By Silka Gonzalez, an EO South Florida member and CEO of Enterprise Risk Management, Inc.
In 2014, we saw Heartbleed arrive on the cybersecurity scene. What was particularly remarkable about this vulnerability is that it can render the world’s favorite cybersecurity jargon—encryption—completely useless. So it wouldn’t matter if you conducted your bank transactions on a million bits of encryption, it could still be easily compromised thanks to Heartbleed.
You’d expect the reaction, the world over, to be shellshock (which, ironically, is the name of another equally dangerous vulnerability that arrived after Heartbleed)—followed by swift and decisive actions to correct the vulnerability.
Well…surprise! Shodan, which is like a Google for Internet-connected devices—recently said a search performed in January 2016 identified close to 200,000 Internet-connected devices that are still susceptible to the three-year old Heartbleed vulnerability. Furthermore, the top 10 countries these servers are located in are among those on the frontlines of world economic discussions. Topping this list by a truly dominating margin is, unbelievably, the United States.
Here’s the worst part: This situation has no excuse.
There are literally hundreds of free tools and websites available online to identify if your server is vulnerable to Heartbleed. And these are the simple point-click-and-fire kind of tools.
So, folks, this really is an attitude problem. Imagine: One of the world’s most sinister, easy-to-exploit, and not-so-difficult-to-fix vulnerabilities, and our response to it is, “yeah, we’ll get to that … soon.”
Cat and Mouse
Cybersecurity has always been a cat and mouse game, with organizations being the mice that are always trying to protect themselves. But the cats have become better—lean-mean-mouse-catching-machine kind of better. And the mice still don’t want to fix something as simple as Heartbleed.
Given this scenario, hackers today are landing a significant amount of prey without trying too hard. It’s no surprise, then, that hacker attacks are on the rise and we’re up to our eyeballs with media stories on hackers looting and pillaging organizations around the world like modern-day pirates.
So what do organizations need to do to turn around this attitude problem? Here are three steps for getting started.
1. Cybersecurity Awareness Training
Ineffective or nonexistent security awareness training is one of the root causes for a poor cybersecurity attitude.
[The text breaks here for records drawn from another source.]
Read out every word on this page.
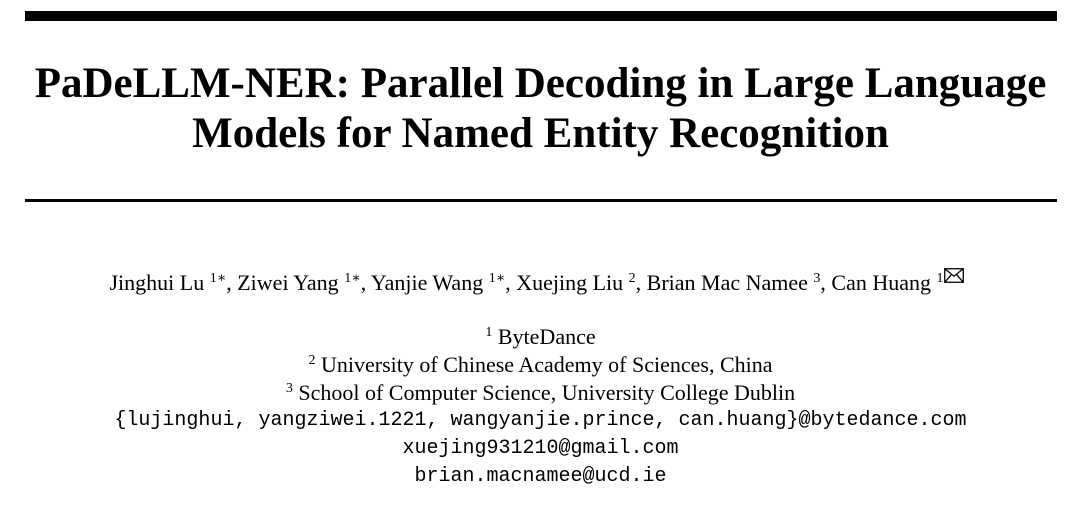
PaDeLLM-NER: Parallel Decoding in Large Language
Models for Named Entity Recognition
Jinghui Lu $^{1∗}$, Ziwei Yang $^{1∗}$, Yanjie Wang $^{1∗}$, Xuejing Liu $^2$, Brian Mac Namee $^3$, Can Huang $^1$
$^1$ ByteDance
$^2$ University of Chinese Academy of Sciences, China
$^3$ School of Computer Science, University College Dublin
{lujinghui, yangziwei.1221, wangyanjie.prince, can.huang}@bytedance.com
xuejing931210@gmail.com
brian.macnamee@ucd.ie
One problem is the kind of training that’s available. We’ve long emphasized that the way organizations go about security awareness training today is obsolete. A bored employee doesn’t learn. An unengaged employee doesn’t care. You need to be innovative and creative to come up with security awareness training that educates, engages and enthuses. Consider videos that are fresh and interesting; tips and tricks that speak to employees in their language and have no hidden corporate agenda except highlighting what’s in it for them in security awareness; and fun face-to-face training sessions that leave them wanting more.
The age of “enforcing” and “policing” is gone. If you want to succeed in security awareness training, try to “sell” your employees the concept. A convinced employee will be a human firewall. A compliant employee will get you exactly that: compliance.
2. Cybersecurity Awareness Training … For the Board of Directors!
That’s right! The biggest reason for poor cybersecurity attitudes at the bottom is the missing tone at the top. While many regulators today are pinning more accountability on top management, why wait for regulators to hiss at you with their menacing fangs showing to make the change? The way hackers have advanced today, it’s no longer going to be enough for top management to say, “Yeah, I’ll just call my CISO in and he can answer that cyber-voodoo question.”
It’s critical for top management to improve awareness and knowledge about cybersecurity, the threats their organization faces due to it and how the organization intends to deal with that. No, we’re not asking the CEO or board member to know the make and model of the latest and best security software or equipment, but we are asking them to know about the measures that their organization is putting into place to combat the latest and greatest threats.
For example: Let’s go back to the Heartbleed or Shellshock vulnerabilities that exposed organizations worldwide to serious data breach risks. A CEO or a board member should understand, at a high level, what the vulnerability was, how it could impact the organization and what steps the CISO is taking to mitigate the risks that the organization faces. Security awareness training is no longer just for employees.
Take a look at this innovative security awareness video specifically made for CEOs, board members and top management.
3. The Vending Machine With an Attitude
Many times it’s not even your own employees with the attitude problem. Third-party vendors are increasingly becoming entry routes for hackers and are the seeds of several recent data breaches. SSAE 16 assessments (SOC1 and SOC2) of vendors will go a long way in giving you (and even regulators, by the way) confidence in your third-party security risk containment efforts. At a minimum, have your third-party vendors undergo an assessment by a security assessment firm of your choice. Why? If you were buying a used car, would you trust your mechanic’s advice or the advice of the car dealer’s mechanic who can’t stop smiling ingenuously at you? Yeah, that’s why.